O modelo tem aplicações muito abrangentes para terapeutas corporais, médicos, psiquiatras, psicólogos, fonoaudiólogos, enfermeiros, entre outros, oferecendo ferramentas importantes para propiciar a resolução de traumas e intensificar a integração humana.
O que não mata, fortalece
Identificar o trauma psíquico, manejar e prevenir seus efeitos, é uma necessidade emergente nas clínicas diversas dos profissionais de saúde, uma vez que a exposição ao trauma é um evento mais ordinário que extraordinário.

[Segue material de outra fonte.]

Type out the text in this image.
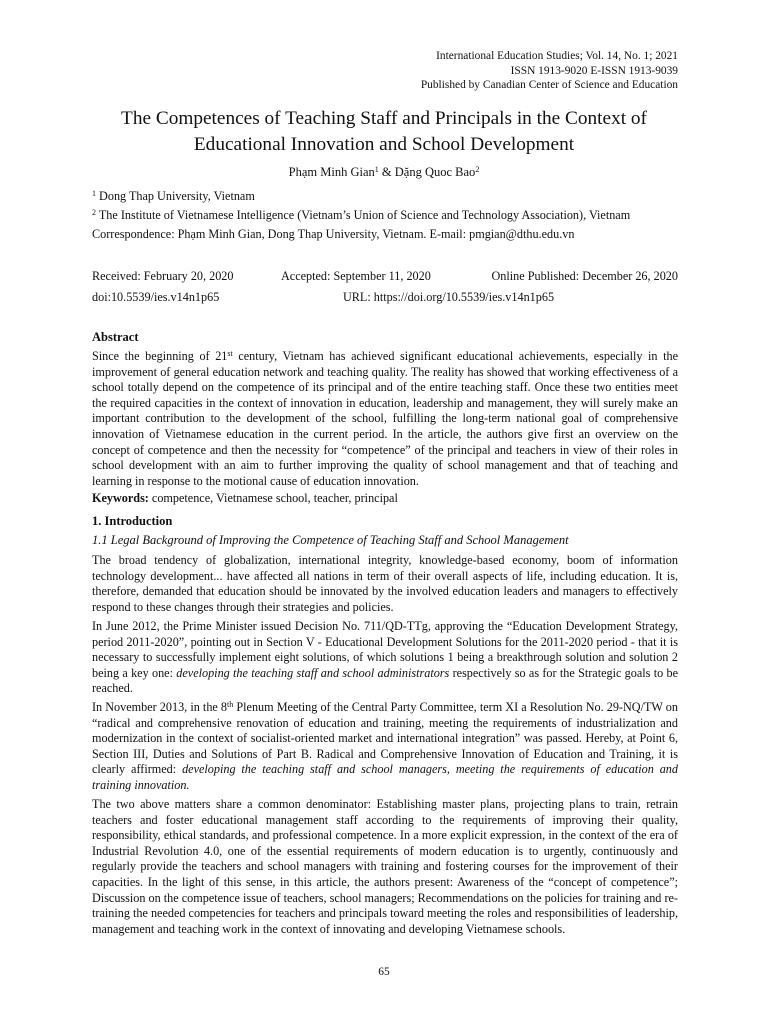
International Education Studies; Vol. 14, No. 1; 2021
ISSN 1913-9020 E-ISSN 1913-9039
Published by Canadian Center of Science and Education
The Competences of Teaching Staff and Principals in the Context of
Educational Innovation and School Development
Phạm Minh Gian$^1$ & Dặng Quoc Bao$^2$
$^1$ Dong Thap University, Vietnam
$^2$ The Institute of Vietnamese Intelligence (Vietnam’s Union of Science and Technology Association), Vietnam
Correspondence: Phạm Minh Gian, Dong Thap University, Vietnam. E-mail: pmgian@dthu.edu.vn
Received: February 20, 2020	Accepted: September 11, 2020	Online Published: December 26, 2020
doi:10.5539/ies.v14n1p65	URL: https://doi.org/10.5539/ies.v14n1p65
Abstract
Since the beginning of 21st century, Vietnam has achieved significant educational achievements, especially in the improvement of general education network and teaching quality. The reality has showed that working effectiveness of a school totally depend on the competence of its principal and of the entire teaching staff. Once these two entities meet the required capacities in the context of innovation in education, leadership and management, they will surely make an important contribution to the development of the school, fulfilling the long-term national goal of comprehensive innovation of Vietnamese education in the current period. In the article, the authors give first an overview on the concept of competence and then the necessity for “competence” of the principal and teachers in view of their roles in school development with an aim to further improving the quality of school management and that of teaching and learning in response to the motional cause of education innovation.
Keywords: competence, Vietnamese school, teacher, principal
1. Introduction
1.1 Legal Background of Improving the Competence of Teaching Staff and School Management
The broad tendency of globalization, international integrity, knowledge-based economy, boom of information technology development... have affected all nations in term of their overall aspects of life, including education. It is, therefore, demanded that education should be innovated by the involved education leaders and managers to effectively respond to these changes through their strategies and policies.
In June 2012, the Prime Minister issued Decision No. 711/QD-TTg, approving the “Education Development Strategy, period 2011-2020”, pointing out in Section V - Educational Development Solutions for the 2011-2020 period - that it is necessary to successfully implement eight solutions, of which solutions 1 being a breakthrough solution and solution 2 being a key one: developing the teaching staff and school administrators respectively so as for the Strategic goals to be reached.
In November 2013, in the 8th Plenum Meeting of the Central Party Committee, term XI a Resolution No. 29-NQ/TW on “radical and comprehensive renovation of education and training, meeting the requirements of industrialization and modernization in the context of socialist-oriented market and international integration” was passed. Hereby, at Point 6, Section III, Duties and Solutions of Part B. Radical and Comprehensive Innovation of Education and Training, it is clearly affirmed: developing the teaching staff and school managers, meeting the requirements of education and training innovation.
The two above matters share a common denominator: Establishing master plans, projecting plans to train, retrain teachers and foster educational management staff according to the requirements of improving their quality, responsibility, ethical standards, and professional competence. In a more explicit expression, in the context of the era of Industrial Revolution 4.0, one of the essential requirements of modern education is to urgently, continuously and regularly provide the teachers and school managers with training and fostering courses for the improvement of their capacities. In the light of this sense, in this article, the authors present: Awareness of the “concept of competence”; Discussion on the competence issue of teachers, school managers; Recommendations on the policies for training and re- training the needed competencies for teachers and principals toward meeting the roles and responsibilities of leadership, management and teaching work in the context of innovating and developing Vietnamese schools.
65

Tão natural quanto a exposição ao trauma é a capacidade de lidar com ele; trauma, dor e desafio constituem a “máquina de evolução” da vida: o estímulo que preponderou, evolutivamente, para a transformação dos organismos unicelulares na complexidade e diversidade dos seres vivos que hoje testemunhamos.
Como espécie, o ser humano está biologicamente equipado para experimentar, suportar e sobreviver a traumas. A espécie aprendeu a se adaptar às situações ameaçadoras da vida, e ao fazê-lo, foi se tornando mais sábia, mais forte e mais competente para lidar com futuros episódios, uma sabedoria disponível dentro de cada um de nós, pra quem puder acessá-la.
Liana Netto, Psicóloga clínica, doutora em Medicina (UFBA), pós-graduada em Psicoterapia Analítica Junguiana pelo Instituto Junguiano da Bahia (1999). Ensina internacionalmente a Experiência Somática, explorando a conexão corpo/mente dentro do viés analítico.